Mr. B. Arumai Raj succeeded Mr. Marsden in 1957. The Linguistic Reorganisation of States caused this area to be merged with Madras State and the college had to be affiliated to the University of Madras in 1957. A General Inspection Commission led by Dr. A. Lakshmanaswamy Mudaliar, Vice-Chancellor of Madras University visited the college and recommended moving the college to a more spacious campus. Soon 43 acres of land was purchased for the New Campus on the National Highway 47.
B.Sc. Botany Major was introduced in June 1966. The college was affiliated to the Madurai University in the same year. Mr. Arumai Raj retired in 1966 and Dr. John D.K. Sundersingh took over as Principal. In 1967 the Scott Christian College celebrated its 75th anniversary as the Platinum Jubilee. The Degree Classes were shifted to the New Campus during 1970–1971.

The college progressively introduced new courses for the undergraduates: B.A. English (1971), B.Com. (1978), B.A. Tamil (1979) and self-financed B.Sc. Computer Science (1997), B.Sc. Physical Education (2002), B.Com. (2002), BBA (2003), BBM (2007) and BCA (2007). The commencing of post-graduate courses in 1971 was a significant landmark in the history of this college and now there are eleven postgraduate courses in arts, science and commerce subjects.

The courses offered at the postgraduate level include M.A. English Literature (1971), M.A. Economics (1971), M.Sc. Zoology (1980), M.Com. (1981), M.Sc. Chemistry (1982), M.Sc. Botany (1983), M.Sc. Physics (1987), M.Sc. Mathematics (1988) and self-financed M.A. History (1992), M.A. Tamil (1994), M.Sc.
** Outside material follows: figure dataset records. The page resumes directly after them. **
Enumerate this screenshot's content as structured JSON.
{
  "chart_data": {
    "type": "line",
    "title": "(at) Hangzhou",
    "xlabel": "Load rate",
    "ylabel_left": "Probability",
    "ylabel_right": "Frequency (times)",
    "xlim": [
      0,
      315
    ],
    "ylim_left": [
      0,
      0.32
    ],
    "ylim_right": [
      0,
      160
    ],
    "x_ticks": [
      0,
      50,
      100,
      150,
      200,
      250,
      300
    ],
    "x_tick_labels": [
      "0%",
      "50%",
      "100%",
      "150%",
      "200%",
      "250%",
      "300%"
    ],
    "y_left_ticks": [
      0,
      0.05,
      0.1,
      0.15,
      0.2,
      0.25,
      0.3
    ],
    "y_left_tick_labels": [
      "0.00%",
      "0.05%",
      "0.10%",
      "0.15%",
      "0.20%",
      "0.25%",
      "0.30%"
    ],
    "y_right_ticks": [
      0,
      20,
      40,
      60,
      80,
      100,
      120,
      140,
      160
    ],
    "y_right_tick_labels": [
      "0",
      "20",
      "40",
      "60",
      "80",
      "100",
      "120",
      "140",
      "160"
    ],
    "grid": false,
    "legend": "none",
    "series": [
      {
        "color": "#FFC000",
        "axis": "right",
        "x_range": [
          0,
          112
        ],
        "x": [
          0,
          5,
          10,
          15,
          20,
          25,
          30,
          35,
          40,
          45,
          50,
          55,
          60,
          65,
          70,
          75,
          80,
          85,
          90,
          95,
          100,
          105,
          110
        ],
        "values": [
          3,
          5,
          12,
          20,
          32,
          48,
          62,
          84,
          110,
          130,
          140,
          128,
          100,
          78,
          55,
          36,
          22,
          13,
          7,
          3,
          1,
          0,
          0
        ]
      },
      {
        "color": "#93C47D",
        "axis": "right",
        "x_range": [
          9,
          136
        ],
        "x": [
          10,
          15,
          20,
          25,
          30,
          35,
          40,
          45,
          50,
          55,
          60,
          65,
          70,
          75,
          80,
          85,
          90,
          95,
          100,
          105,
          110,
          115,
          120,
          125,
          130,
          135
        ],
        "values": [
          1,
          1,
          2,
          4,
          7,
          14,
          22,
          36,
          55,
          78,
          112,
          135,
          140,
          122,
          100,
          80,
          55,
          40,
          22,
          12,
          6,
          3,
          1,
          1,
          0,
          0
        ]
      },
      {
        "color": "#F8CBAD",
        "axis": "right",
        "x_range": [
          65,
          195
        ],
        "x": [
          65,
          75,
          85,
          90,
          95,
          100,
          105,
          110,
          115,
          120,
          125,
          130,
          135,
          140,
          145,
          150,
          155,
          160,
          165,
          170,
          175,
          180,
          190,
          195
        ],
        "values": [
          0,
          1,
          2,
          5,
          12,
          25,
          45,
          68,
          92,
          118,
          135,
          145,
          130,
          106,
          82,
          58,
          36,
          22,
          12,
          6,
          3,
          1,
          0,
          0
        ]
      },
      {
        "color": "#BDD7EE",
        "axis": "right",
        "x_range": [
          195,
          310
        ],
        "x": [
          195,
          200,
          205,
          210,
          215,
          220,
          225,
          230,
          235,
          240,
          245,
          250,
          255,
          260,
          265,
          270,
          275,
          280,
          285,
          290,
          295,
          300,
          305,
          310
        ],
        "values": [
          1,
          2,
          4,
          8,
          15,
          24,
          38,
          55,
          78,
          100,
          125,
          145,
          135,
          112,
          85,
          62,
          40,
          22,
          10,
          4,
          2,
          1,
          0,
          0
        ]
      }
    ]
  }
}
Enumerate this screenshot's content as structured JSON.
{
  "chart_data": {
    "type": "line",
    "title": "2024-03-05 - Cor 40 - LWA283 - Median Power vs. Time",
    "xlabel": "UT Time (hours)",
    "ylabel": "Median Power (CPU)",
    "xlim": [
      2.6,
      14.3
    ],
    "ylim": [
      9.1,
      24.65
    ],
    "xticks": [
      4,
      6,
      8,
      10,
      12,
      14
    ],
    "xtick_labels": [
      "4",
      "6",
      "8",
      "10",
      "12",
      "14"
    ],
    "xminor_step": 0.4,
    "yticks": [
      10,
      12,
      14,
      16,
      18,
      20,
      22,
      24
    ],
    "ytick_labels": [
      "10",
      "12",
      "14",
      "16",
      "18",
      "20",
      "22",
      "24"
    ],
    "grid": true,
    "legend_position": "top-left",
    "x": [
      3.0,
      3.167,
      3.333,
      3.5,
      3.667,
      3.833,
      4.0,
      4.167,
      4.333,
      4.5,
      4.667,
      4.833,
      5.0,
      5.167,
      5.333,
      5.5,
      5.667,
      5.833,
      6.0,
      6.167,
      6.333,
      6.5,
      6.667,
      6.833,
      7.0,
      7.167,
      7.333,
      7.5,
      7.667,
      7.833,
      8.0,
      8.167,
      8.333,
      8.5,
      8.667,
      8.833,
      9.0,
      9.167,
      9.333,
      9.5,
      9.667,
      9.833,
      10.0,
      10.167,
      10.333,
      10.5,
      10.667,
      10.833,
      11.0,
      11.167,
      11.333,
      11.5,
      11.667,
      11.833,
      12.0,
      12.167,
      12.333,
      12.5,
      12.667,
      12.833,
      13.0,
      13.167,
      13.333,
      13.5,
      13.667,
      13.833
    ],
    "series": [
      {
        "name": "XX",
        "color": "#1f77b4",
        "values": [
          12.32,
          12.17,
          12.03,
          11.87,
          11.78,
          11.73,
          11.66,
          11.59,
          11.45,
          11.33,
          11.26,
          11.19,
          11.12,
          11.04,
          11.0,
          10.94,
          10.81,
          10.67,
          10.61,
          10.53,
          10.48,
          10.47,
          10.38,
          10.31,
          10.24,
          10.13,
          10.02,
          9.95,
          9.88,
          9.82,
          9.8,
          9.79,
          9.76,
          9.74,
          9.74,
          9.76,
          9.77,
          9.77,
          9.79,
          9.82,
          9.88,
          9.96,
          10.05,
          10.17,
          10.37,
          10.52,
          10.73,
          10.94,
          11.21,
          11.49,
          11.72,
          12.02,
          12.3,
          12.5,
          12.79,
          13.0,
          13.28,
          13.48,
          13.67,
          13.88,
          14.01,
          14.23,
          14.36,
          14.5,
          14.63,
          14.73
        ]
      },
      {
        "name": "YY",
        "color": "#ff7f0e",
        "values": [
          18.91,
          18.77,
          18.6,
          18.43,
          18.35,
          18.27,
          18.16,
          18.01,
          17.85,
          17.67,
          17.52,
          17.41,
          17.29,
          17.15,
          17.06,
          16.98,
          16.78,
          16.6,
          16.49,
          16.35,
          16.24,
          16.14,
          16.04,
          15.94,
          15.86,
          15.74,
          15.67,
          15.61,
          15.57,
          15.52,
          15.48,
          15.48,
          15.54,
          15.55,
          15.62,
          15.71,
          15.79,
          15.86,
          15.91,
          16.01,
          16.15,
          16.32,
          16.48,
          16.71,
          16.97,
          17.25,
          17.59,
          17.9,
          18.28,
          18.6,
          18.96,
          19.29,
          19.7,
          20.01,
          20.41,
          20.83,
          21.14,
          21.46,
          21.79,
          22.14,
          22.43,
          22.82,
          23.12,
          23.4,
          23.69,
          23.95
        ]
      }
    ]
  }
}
Computer Science (2003), PGDCA (2006), M.Sc. Micro-biology (2007) and PGDBM (2007).

Pre-doctoral courses were introduced in 1984. The following M.Phil. courses are offered by the college. They include zoology (1984), botany (1986), economics (1986), commerce (1991), Tamil (1996), physics (1996), English (2001), chemistry (2006), history (2006) and mathematics (2006). In 1990 the Madurai University recognized Scott Christian as a Research Centre for Economics and sanction was given for Ph.D. in economics from June 1990. In addition to the following Centres that offer facilities for doctoral research - zoology (1996), Tamil (1998), botany (1999), commerce (2000), English (2003), chemistry (2004), history (2008) and physics (2010). Intercom facilities were introduced in 1972 followed by fax and internet in 1999. A web page was added in 2001.

The Status of Autonomy was conferred on Scott Christian College, in April 2005, perhaps the most historic moment in the annals of this pioneering seat of higher learning in the South. The NAAC Peer team visit in campus in April 2009 and College was awarded 'A' the highest grade. The Ida Marsden Hostel was extended accommodation 500 students in 2009. The UGC has constituted an Expert Committee to evaluate the performance and academic attainments for the Extension of Autonomous Status. The process is expect to be completed within couple of months.

The Status of Autonomy was conferred on Scott Christian College, in April 2005.

==Rankings==

The college is ranked 100th among colleges in India by the National Institutional Ranking Framework (NIRF) in 2024.